Fringe review: Trojan Women, Eyewitness Theatre Company, Manchester, England.
Not everybody thinks the Fringe means time for frivolity. Peter McGarry’s Eyewitness Theatre has brought the Fringe plenty of meaty theater in years past (Lysistrata, Medea), and some of those and more modern offerings (Home to Roost, Time to Go Walking, Our Daily Bread) have made the case to laugh-happy Fringe audiences that drama and comedy can mix.
But Eyewitness seems to have been off its game with the opening-night performance of Trojan Women, McGarry’s adaptation of the Euripides classic, which all too rarely wrenches the gut the way it should.
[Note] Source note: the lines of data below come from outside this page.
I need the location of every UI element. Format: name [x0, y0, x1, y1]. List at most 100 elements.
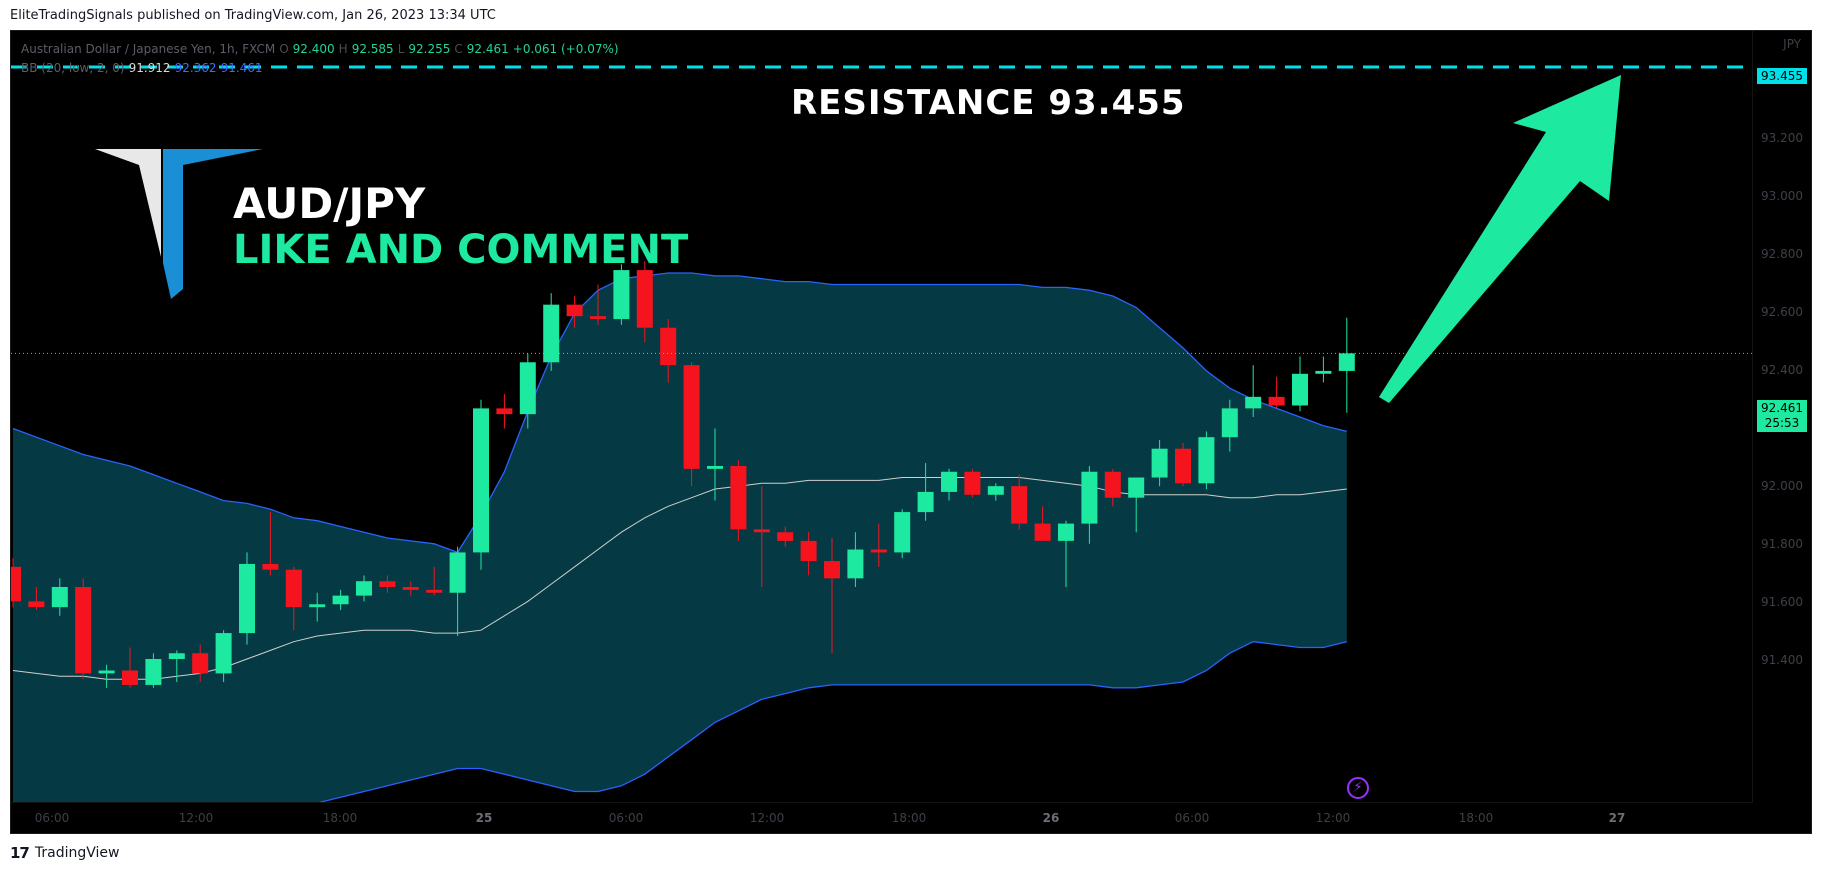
candle [168, 650, 185, 683]
candle-body [543, 304, 560, 363]
candle-body [449, 552, 466, 593]
candle-body [192, 653, 209, 674]
axis-currency: JPY [1783, 37, 1801, 51]
legend-bb-label[interactable]: BB (20, low, 2, 0) [21, 60, 125, 75]
price-axis[interactable]: JPY 93.400 93.200 93.000 92.800 92.600 9… [1752, 31, 1811, 803]
candle-body [777, 532, 794, 541]
candle [1338, 317, 1355, 413]
time-tick-day: 25 [475, 811, 493, 825]
candle-body [1268, 396, 1285, 406]
candle [636, 261, 653, 343]
legend-low: 92.255 [408, 41, 451, 56]
legend-low-label: L [397, 41, 405, 56]
last-price: 92.461 [1761, 401, 1803, 415]
candle-body [473, 408, 489, 553]
candle [1128, 477, 1145, 533]
time-tick: 06:00 [34, 811, 70, 825]
legend-symbol-row: Australian Dollar / Japanese Yen, 1h, FX… [21, 39, 619, 58]
candle [847, 532, 864, 587]
price-tick: 91.600 [1761, 595, 1803, 609]
pair-annotation[interactable]: AUD/JPY [233, 179, 426, 228]
candle [122, 647, 138, 688]
candle-body [613, 270, 630, 320]
footer-brand[interactable]: TradingView [34, 845, 120, 861]
price-tick: 93.200 [1761, 131, 1803, 145]
candle [941, 468, 957, 501]
candle [1245, 365, 1262, 418]
candle-body [1292, 373, 1308, 406]
legend-open: 92.400 [292, 41, 335, 56]
candle [987, 483, 1004, 501]
candle-body [917, 491, 934, 513]
time-tick: 06:00 [1174, 811, 1210, 825]
overlay-layer [11, 65, 1753, 403]
candle [707, 428, 723, 501]
candle-body [1104, 471, 1121, 498]
candle-body [1081, 471, 1098, 524]
candle-body [122, 670, 138, 685]
candle [1198, 431, 1215, 490]
candle-body [964, 471, 981, 495]
candle-body [683, 365, 700, 469]
candle [543, 293, 560, 371]
price-tick: 91.800 [1761, 537, 1803, 551]
candle [660, 319, 677, 383]
candle [1292, 356, 1308, 412]
candles-layer [11, 261, 1355, 688]
candle-body [75, 586, 92, 674]
legend-symbol[interactable]: Australian Dollar / Japanese Yen, 1h, FX… [21, 41, 276, 56]
candle-body [262, 563, 279, 570]
candle-body [332, 595, 349, 605]
candle-body [28, 601, 45, 608]
candle-body [1221, 408, 1238, 438]
candle-body [426, 589, 443, 593]
legend-close: 92.461 [466, 41, 509, 56]
bb-basis-line [12, 477, 1347, 680]
chart-pane[interactable]: Australian Dollar / Japanese Yen, 1h, FX… [10, 30, 1812, 834]
candle [1034, 506, 1051, 541]
candle-body [590, 316, 606, 320]
bollinger-bands-layer [12, 272, 1347, 833]
time-tick: 12:00 [749, 811, 785, 825]
lightning-icon[interactable]: ⚡ [1347, 777, 1369, 799]
candle-body [519, 362, 536, 415]
candle-body [285, 569, 302, 608]
candle [1151, 440, 1168, 487]
time-tick: 06:00 [608, 811, 644, 825]
candlestick-chart[interactable] [11, 31, 1811, 833]
candle [473, 399, 489, 570]
candle [590, 284, 606, 325]
footer: 17 TradingView [10, 843, 119, 863]
bb-fill [13, 273, 1347, 833]
logo-left-wing [95, 149, 161, 257]
cta-annotation[interactable]: LIKE AND COMMENT [233, 227, 689, 273]
candle [964, 468, 981, 498]
candle-body [636, 270, 653, 328]
candle-body [1338, 353, 1355, 371]
candle-body [379, 581, 396, 587]
candle [824, 538, 840, 654]
legend-open-label: O [279, 41, 289, 56]
candle-body [356, 581, 372, 596]
publisher-line: EliteTradingSignals published on Trading… [10, 8, 496, 23]
candle-body [11, 566, 21, 602]
time-axis[interactable]: 06:00 12:00 18:00 25 06:00 12:00 18:00 2… [11, 802, 1753, 833]
tradingview-logo-icon[interactable]: 17 [10, 844, 30, 862]
candle [356, 575, 372, 602]
candle [1221, 399, 1238, 452]
candle [870, 523, 887, 567]
time-tick: 12:00 [1315, 811, 1351, 825]
legend-high-label: H [338, 41, 348, 56]
legend-bb-basis: 91.912 [128, 60, 171, 75]
candle [1315, 356, 1332, 383]
candle [215, 630, 232, 683]
candle-body [145, 659, 162, 685]
candle-body [660, 327, 677, 366]
candle [285, 566, 302, 631]
candle-body [215, 633, 232, 674]
candle-body [987, 486, 1004, 495]
candle [262, 512, 279, 576]
candle [1081, 465, 1098, 544]
resistance-annotation[interactable]: RESISTANCE 93.455 [791, 83, 1186, 123]
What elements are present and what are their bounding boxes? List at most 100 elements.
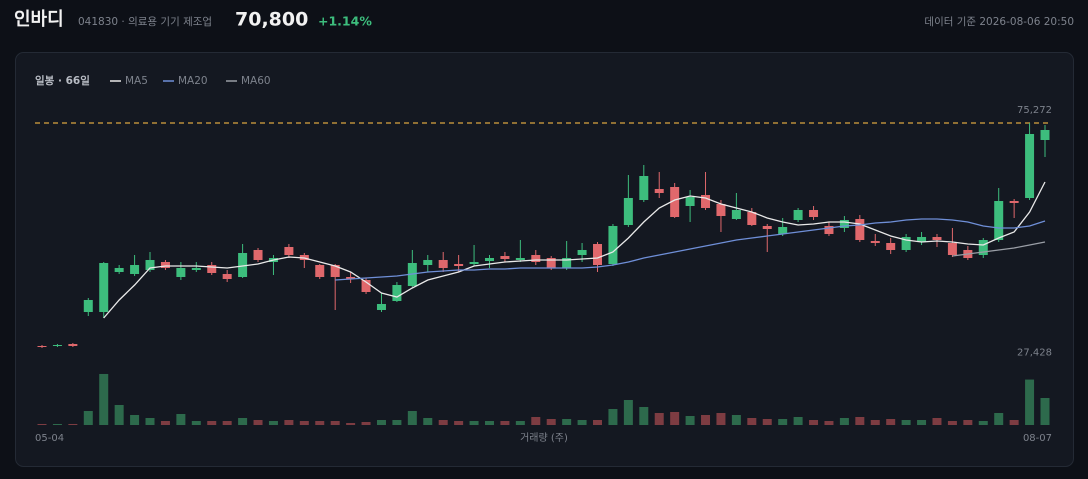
candle-body	[978, 240, 988, 255]
volume-bar	[500, 420, 510, 425]
candle-body	[793, 210, 803, 220]
candle-body	[901, 237, 911, 250]
candle-body	[623, 198, 633, 225]
volume-bar	[809, 419, 819, 425]
volume-bar	[824, 420, 834, 425]
volume-bar	[160, 420, 170, 425]
volume-bar	[747, 417, 757, 425]
volume-bar	[685, 415, 695, 425]
volume-bar	[469, 420, 479, 425]
volume-bar	[407, 410, 417, 425]
candle-body	[284, 247, 294, 255]
candle-body	[376, 304, 386, 310]
volume-bar	[83, 410, 93, 425]
volume-bar	[176, 413, 186, 425]
volume-bar	[99, 373, 109, 425]
candle-body	[716, 204, 726, 216]
volume-bar	[963, 419, 973, 425]
volume-bar	[423, 417, 433, 425]
volume-bar	[207, 420, 217, 425]
candle-body	[1009, 201, 1019, 203]
volume-bar	[701, 414, 711, 425]
stock-name: 인바디	[14, 9, 64, 30]
volume-bar	[670, 411, 680, 425]
candle-body	[37, 346, 47, 347]
candle-body	[531, 255, 541, 262]
volume-bar	[253, 419, 263, 425]
volume-bar	[855, 416, 865, 425]
ma-line	[335, 218, 1046, 281]
volume-bar	[531, 416, 541, 425]
timestamp: 데이터 기준 2026-08-06 20:50	[924, 16, 1074, 28]
candle-body	[454, 264, 464, 266]
volume-max-label: 27,428	[1017, 348, 1052, 359]
candle-body	[99, 263, 109, 312]
candle-body	[438, 260, 448, 268]
volume-bar	[716, 412, 726, 425]
candle-body	[608, 226, 618, 264]
candle-body	[778, 227, 788, 234]
candle-body	[515, 258, 525, 260]
legend-label: MA5	[125, 75, 148, 87]
price: 70,800	[235, 9, 308, 31]
ma-line	[103, 181, 1046, 319]
legend-title: 일봉 · 66일	[35, 74, 90, 87]
x-tick-label: 05-04	[35, 433, 64, 444]
candle-body	[546, 258, 556, 268]
volume-bar	[114, 404, 124, 425]
candle-body	[176, 268, 186, 277]
candle-body	[114, 268, 124, 272]
volume-bar	[145, 417, 155, 425]
ma-line	[952, 241, 1046, 257]
volume-bar	[731, 414, 741, 425]
candle-body	[238, 253, 248, 277]
candle-body	[52, 345, 62, 346]
volume-bar	[562, 418, 572, 425]
volume-bar	[1040, 397, 1050, 425]
volume-bar	[901, 419, 911, 425]
candle-body	[68, 344, 78, 346]
candle-body	[1040, 130, 1050, 140]
candle-body	[809, 210, 819, 217]
candle-body	[870, 241, 880, 243]
volume-bar	[346, 422, 356, 425]
volume-bar	[52, 423, 62, 425]
volume-bar	[392, 419, 402, 425]
candle-body	[315, 265, 325, 277]
volume-bar	[268, 420, 278, 425]
candle-body	[932, 237, 942, 240]
volume-bar	[376, 419, 386, 425]
candle-body	[839, 220, 849, 228]
legend-label: MA20	[178, 75, 208, 87]
volume-axis-label: 거래량 (주)	[520, 432, 568, 444]
candle-body	[917, 237, 927, 242]
volume-bar	[1009, 419, 1019, 425]
candle-body	[469, 262, 479, 264]
candle-body	[562, 258, 572, 268]
candle-body	[947, 243, 957, 255]
volume-bar	[454, 420, 464, 425]
volume-bar	[917, 419, 927, 425]
candle-body	[83, 300, 93, 312]
candle-body	[253, 250, 263, 260]
volume-bar	[593, 419, 603, 425]
volume-bar	[978, 420, 988, 425]
volume-bar	[330, 420, 340, 425]
candle-body	[824, 226, 834, 234]
candle-body	[361, 280, 371, 292]
volume-bar	[1025, 379, 1035, 425]
volume-bar	[284, 419, 294, 425]
volume-bar	[130, 414, 140, 425]
candle-body	[747, 212, 757, 225]
volume-bar	[623, 399, 633, 425]
volume-bar	[994, 412, 1004, 425]
change: +1.14%	[318, 14, 372, 29]
candle-body	[392, 285, 402, 301]
volume-bar	[654, 412, 664, 425]
volume-bar	[238, 417, 248, 425]
candle-body	[654, 189, 664, 193]
x-tick-label: 08-07	[1023, 433, 1052, 444]
candle-body	[191, 268, 201, 270]
candle-body	[222, 274, 232, 279]
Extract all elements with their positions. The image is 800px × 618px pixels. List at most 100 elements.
This is a stripped-down telling: The sole characters are Cassandra, the ill-fated seer who is fated to become the mistress of the old, repulsive Agamemnon; Andromache, the unforgiving widow of Cassandra’s brother Hector; and Helen, the mesmerizing native of Sparta whose affair with the Trojan Paris brought about the Trojan War. Andromache despises Helen; the virginal, half-mad Cassandra frets about her future; and Helen stands stoic in the face of doom.
McGarry has combined modern and old-fashioned language to create a hybrid that’s easy to understand. But his version leaves out a lot of the old story’s horror, and the focus on Cassandra’s sexual future somehow makes light of it. The large, bare Margeson Theater stage does the production no favors. And the cast doesn’t seem consistently comfortable: Carly Tarett makes a regal, self-aware Helen, but Suzanne Roche is not much more than disapproving as Andromache and Gemma Flannery all too frenetic as Cassandra. There’s beautiful writing here, but it strikes only the mind, not the heart.
Remaining shows: 10:20 p.m. Saturday 5/22, 12:55 p.m. Sunday 5/23, 11 p.m. Monday 5/24, 6 p.m. Wednesday 5/26, 1:40 p.m. Saturday 5/29, 1:40 p.m. Sunday 5/30. Orange venue.